8. Calculate ΔH for the reaction:
N2 + 3H2 → 2NH3
(The bond dissociation energy for N-N is 163 kJ/mol; H-H is 436 kJ/mol; N-H is 391 kJ/mol).
a) 867
b) 895
c) 847
d) 875
Explanation: ΔH = ΔHproducts – ΔHreactants
To use the bond dissociation energies, we must determine how many bonds are in the products and the reactants. In NH3 there are 3 N-H bonds so in 2 NH3 there are 6 N-H bonds.

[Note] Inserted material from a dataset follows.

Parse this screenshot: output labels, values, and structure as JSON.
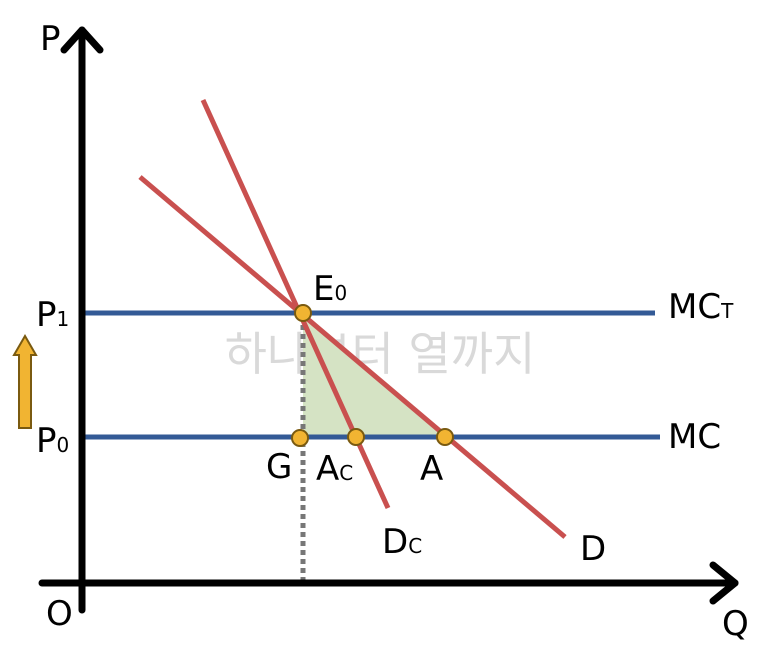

In N2 there is 1 N-N bond and in 3H2 there are 3 H-H bonds.
ΔHproducts = 6(391) = 2346
ΔHreactants = 163 + 3(436) = 1471
ΔH = 2346 – 1471 = 875.
9. Consider the reaction:
N2 + O2 → 2NO; ΔH = +180.6 kJ
what is the enthalpy change for the formation of one mole of nitrogen (II) oxide?
a) 96.80 kJ
b) 95.30 kJ
c) 96.50 kJ
d) 95.50 kJ
Explanation: Here we use the conversion factor 180.6 kJ/2 mol NO.
ΔH = 1 mol NO × (180.6 kJ/2 mol NO) = 95.30 kJ.
10. Refer to Q9 and answer what is the enthalpy change for the reaction of 100.0 g of nitrogen with excess oxygen?
a) 1164 kJ
b) 1190 kJ
c) 1194 kJ
d) 1160 kJ
Explanation: Here, we need to convert grams of N2 to moles of N2 and use the conversion factor 180.6 kJ/1 mol N2.
180.6 kJ × (1 mol N2/28.01 g N2) × (180.6 kJ/1 mol N2) = 1164 kJ.